Isso parou não apenas a capacidade de inversão do Brasil, mas também a capacidade de iniciar projetos de infraestrutura em um amplo espaço (além de aumentar a influência atlantista em nosso país).

Mas também podemos ignorar a pressão dos meios de comunicação e das ONG, que ao longo dos anos sempre foi pressionada contra as obras necessárias para construir a via férrea, alegando possíveis danos ao meio ambiente dos tribos indígenas.

Por exemplo, em julho de 2015, El País publicou um artigo intitulado “Ferrocarril patrocinado pela China amenaza 'tierra virgen' en Acre”, referindo-se simultaneamente à narrativa racista de um “peligro amarillo” e supõe riscos medioambientais e antropológicos. No artigo, o El País menciona que é um “grande risco” que o ferrocarril passe “cerca” de aldeias indígenas, o que deveria bastar para cancelar o projeto. E foram famosos no Brasil os casos em que o poder judicial e o Ministério Público embargaram obras de infraestrutura, especialmente carreteras e ferrocarriles, e casos em que ONG e partidos políticos liberais de esquerda foram denunciados por supostos riscos para o meio ambiente o para as tribos indígenas. Um exemplo disso é o estrada de ferro de Sinop, no Mato Grosso, no porto de Miritituba, no Pará, para transporte de cultivos de soja e milho, que foi bloqueado por uma medida cautelar concedida pelo Supremo Tribunal Federal em 2021.
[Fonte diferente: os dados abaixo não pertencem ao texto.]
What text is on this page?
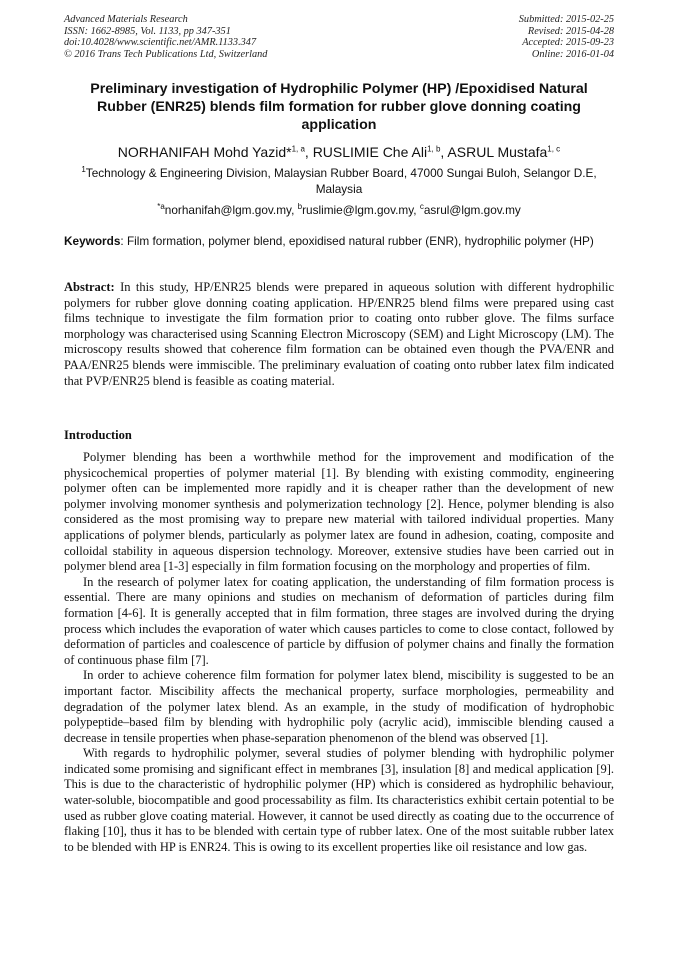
Advanced Materials Research
ISSN: 1662-8985, Vol. 1133, pp 347-351
doi:10.4028/www.scientific.net/AMR.1133.347
© 2016 Trans Tech Publications Ltd, Switzerland
Submitted: 2015-02-25
Revised: 2015-04-28
Accepted: 2015-09-23
Online: 2016-01-04
Preliminary investigation of Hydrophilic Polymer (HP) /Epoxidised Natural Rubber (ENR25) blends film formation for rubber glove donning coating application
NORHANIFAH Mohd Yazid*$^{1, a}$, RUSLIMIE Che Ali$^{1, b}$, ASRUL Mustafa$^{1, c}$
$^1$Technology & Engineering Division, Malaysian Rubber Board, 47000 Sungai Buloh, Selangor D.E, Malaysia
$^{*a}$norhanifah@lgm.gov.my, $^b$ruslimie@lgm.gov.my, $^c$asrul@lgm.gov.my
Keywords: Film formation, polymer blend, epoxidised natural rubber (ENR), hydrophilic polymer (HP)
Abstract: In this study, HP/ENR25 blends were prepared in aqueous solution with different hydrophilic polymers for rubber glove donning coating application. HP/ENR25 blend films were prepared using cast films technique to investigate the film formation prior to coating onto rubber glove. The films surface morphology was characterised using Scanning Electron Microscopy (SEM) and Light Microscopy (LM). The microscopy results showed that coherence film formation can be obtained even though the PVA/ENR and PAA/ENR25 blends were immiscible. The preliminary evaluation of coating onto rubber latex film indicated that PVP/ENR25 blend is feasible as coating material.
Introduction

Polymer blending has been a worthwhile method for the improvement and modification of the physicochemical properties of polymer material [1]. By blending with existing commodity, engineering polymer often can be implemented more rapidly and it is cheaper rather than the development of new polymer involving monomer synthesis and polymerization technology [2]. Hence, polymer blending is also considered as the most promising way to prepare new material with tailored individual properties. Many applications of polymer blends, particularly as polymer latex are found in adhesion, coating, composite and colloidal stability in aqueous dispersion technology. Moreover, extensive studies have been carried out in polymer blend area [1-3] especially in film formation focusing on the morphology and properties of film.

In the research of polymer latex for coating application, the understanding of film formation process is essential. There are many opinions and studies on mechanism of deformation of particles during film formation [4-6]. It is generally accepted that in film formation, three stages are involved during the drying process which includes the evaporation of water which causes particles to come to close contact, followed by deformation of particles and coalescence of particle by diffusion of polymer chains and finally the formation of continuous phase film [7].

In order to achieve coherence film formation for polymer latex blend, miscibility is suggested to be an important factor. Miscibility affects the mechanical property, surface morphologies, permeability and degradation of the polymer latex blend. As an example, in the study of modification of hydrophobic polypeptide–based film by blending with hydrophilic poly (acrylic acid), immiscible blending caused a decrease in tensile properties when phase-separation phenomenon of the blend was observed [1].

With regards to hydrophilic polymer, several studies of polymer blending with hydrophilic polymer indicated some promising and significant effect in membranes [3], insulation [8] and medical application [9]. This is due to the characteristic of hydrophilic polymer (HP) which is considered as hydrophilic behaviour, water-soluble, biocompatible and good processability as film. Its characteristics exhibit certain potential to be used as rubber glove coating material. However, it cannot be used directly as coating due to the occurrence of flaking [10], thus it has to be blended with certain type of rubber latex. One of the most suitable rubber latex to be blended with HP is ENR24. This is owing to its excellent properties like oil resistance and low gas.
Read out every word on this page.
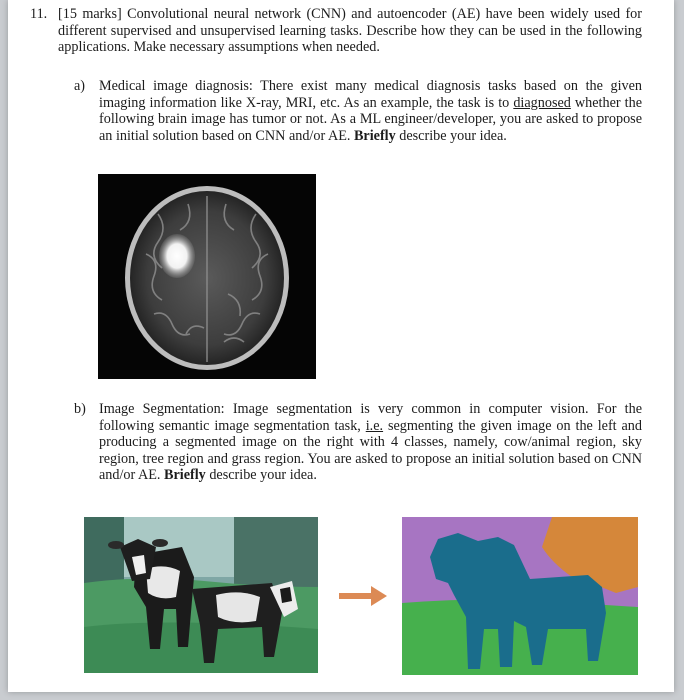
11. [15 marks] Convolutional neural network (CNN) and autoencoder (AE) have been widely used for different supervised and unsupervised learning tasks. Describe how they can be used in the following applications. Make necessary assumptions when needed.
a) Medical image diagnosis: There exist many medical diagnosis tasks based on the given imaging information like X-ray, MRI, etc. As an example, the task is to diagnosed whether the following brain image has tumor or not. As a ML engineer/developer, you are asked to propose an initial solution based on CNN and/or AE. Briefly describe your idea.
b) Image Segmentation: Image segmentation is very common in computer vision. For the following semantic image segmentation task, i.e. segmenting the given image on the left and producing a segmented image on the right with 4 classes, namely, cow/animal region, sky region, tree region and grass region. You are asked to propose an initial solution based on CNN and/or AE. Briefly describe your idea.
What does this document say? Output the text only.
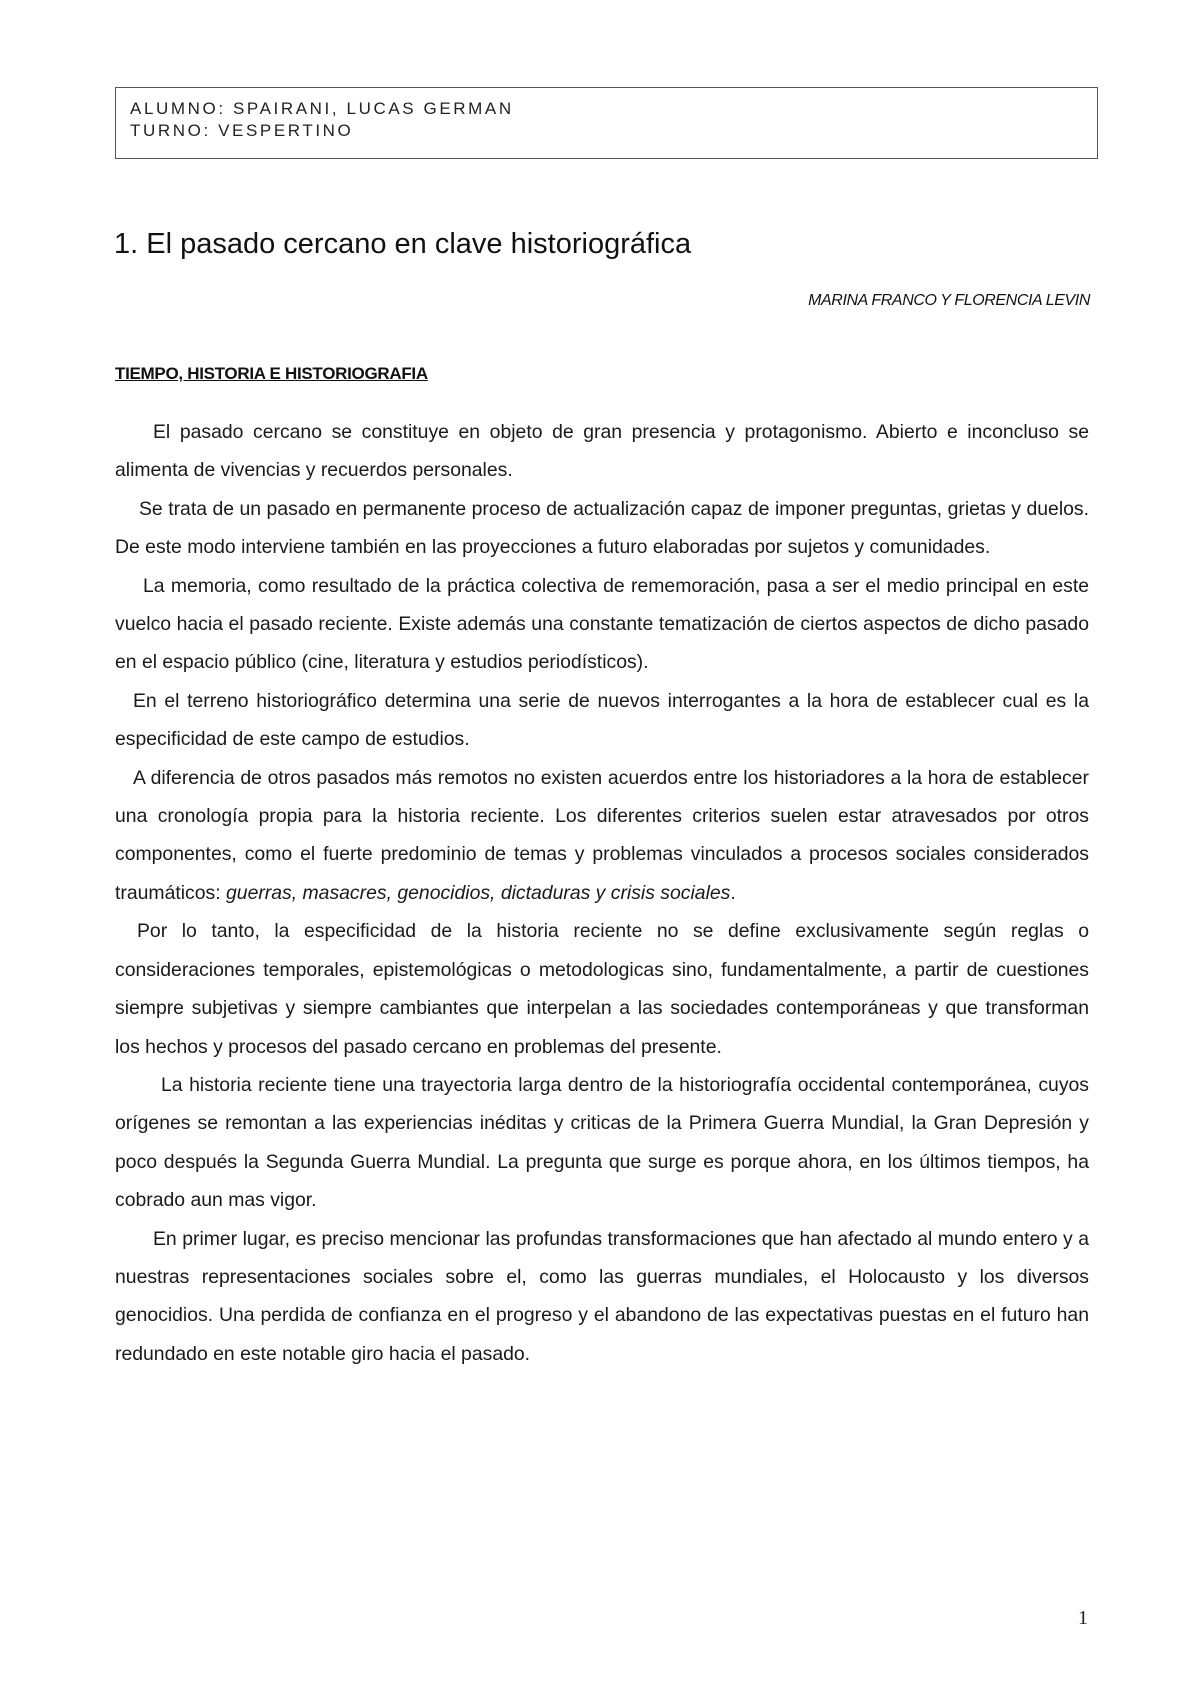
ALUMNO: SPAIRANI, LUCAS GERMAN
TURNO: VESPERTINO
1. El pasado cercano en clave historiográfica
MARINA FRANCO Y FLORENCIA LEVIN
TIEMPO, HISTORIA E HISTORIOGRAFIA

El pasado cercano se constituye en objeto de gran presencia y protagonismo. Abierto e inconcluso se alimenta de vivencias y recuerdos personales.

Se trata de un pasado en permanente proceso de actualización capaz de imponer preguntas, grietas y duelos. De este modo interviene también en las proyecciones a futuro elaboradas por sujetos y comunidades.

La memoria, como resultado de la práctica colectiva de rememoración, pasa a ser el medio principal en este vuelco hacia el pasado reciente. Existe además una constante tematización de ciertos aspectos de dicho pasado en el espacio público (cine, literatura y estudios periodísticos).

En el terreno historiográfico determina una serie de nuevos interrogantes a la hora de establecer cual es la especificidad de este campo de estudios.

A diferencia de otros pasados más remotos no existen acuerdos entre los historiadores a la hora de establecer una cronología propia para la historia reciente. Los diferentes criterios suelen estar atravesados por otros componentes, como el fuerte predominio de temas y problemas vinculados a procesos sociales considerados traumáticos: guerras, masacres, genocidios, dictaduras y crisis sociales.

Por lo tanto, la especificidad de la historia reciente no se define exclusivamente según reglas o consideraciones temporales, epistemológicas o metodologicas sino, fundamentalmente, a partir de cuestiones siempre subjetivas y siempre cambiantes que interpelan a las sociedades contemporáneas y que transforman los hechos y procesos del pasado cercano en problemas del presente.

La historia reciente tiene una trayectoria larga dentro de la historiografía occidental contemporánea, cuyos orígenes se remontan a las experiencias inéditas y criticas de la Primera Guerra Mundial, la Gran Depresión y poco después la Segunda Guerra Mundial. La pregunta que surge es porque ahora, en los últimos tiempos, ha cobrado aun mas vigor.

En primer lugar, es preciso mencionar las profundas transformaciones que han afectado al mundo entero y a nuestras representaciones sociales sobre el, como las guerras mundiales, el Holocausto y los diversos genocidios. Una perdida de confianza en el progreso y el abandono de las expectativas puestas en el futuro han redundado en este notable giro hacia el pasado.

1
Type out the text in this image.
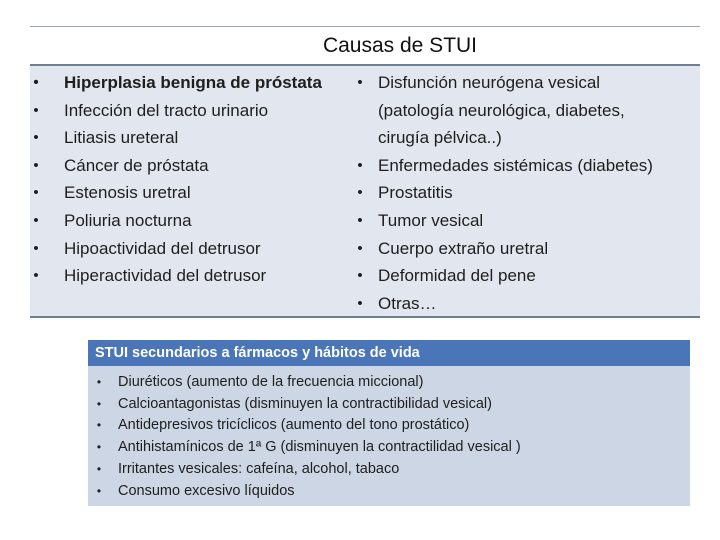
Causas de STUI
•	Hiperplasia benigna de próstata
•	Infección del tracto urinario
•	Litiasis ureteral
•	Cáncer de próstata
•	Estenosis uretral
•	Poliuria nocturna
•	Hipoactividad del detrusor
•	Hiperactividad del detrusor
• Disfunción neurógena vesical
(patología neurológica, diabetes,
cirugía pélvica..)
• Enfermedades sistémicas (diabetes)
• Prostatitis
• Tumor vesical
• Cuerpo extraño uretral
• Deformidad del pene
• Otras…
STUI secundarios a fármacos y hábitos de vida
•	Diuréticos (aumento de la frecuencia miccional)
•	Calcioantagonistas (disminuyen la contractibilidad vesical)
•	Antidepresivos tricíclicos (aumento del tono prostático)
•	Antihistamínicos de 1ª G (disminuyen la contractilidad vesical )
•	Irritantes vesicales: cafeína, alcohol, tabaco
•	Consumo excesivo líquidos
Condições como esta geram um grau de insegurança jurídica que dissuade a inversão em projetos de infraestrutura, que sempre envolvem grandes somas de dinheiro e exigem estabilidade para tratar projetos de longo prazo.

No entanto, após o período de inestabilidade associado ao impeachment e ao governo Bolsonaro, no qual a estrada de ferro Transoceânica foi ignorada, o tema voltou a ser discutido - provavelmente um sinal de que a China reconhece em Lula uma “cara honesta e conhecida” confiável para negociar projetos de larga escala.

Este projeto, por sua vez, está vinculado aos novos projetos do PAC anunciados há alguns meses, alguns dos quais também implicam conexões entre setores produtivos e portos do Pacífico, com 124 obras previstas para unificar a Sudamérica através da infraestrutura, com a ajuda do BNDES, do BID, da CAF e da China.

No entanto, frente a essas possibilidades e ao modus operandi clássico do Ocidente Atlantista, cabe perguntar se as elites globalistas tolerarão realmente este tipo de projetos vinculados à “Nova Rota da Seda” China, sobre todo o momento em que o Atlantismo está sendo expulso da África e questionado na Eurásia e no Oriente Médio.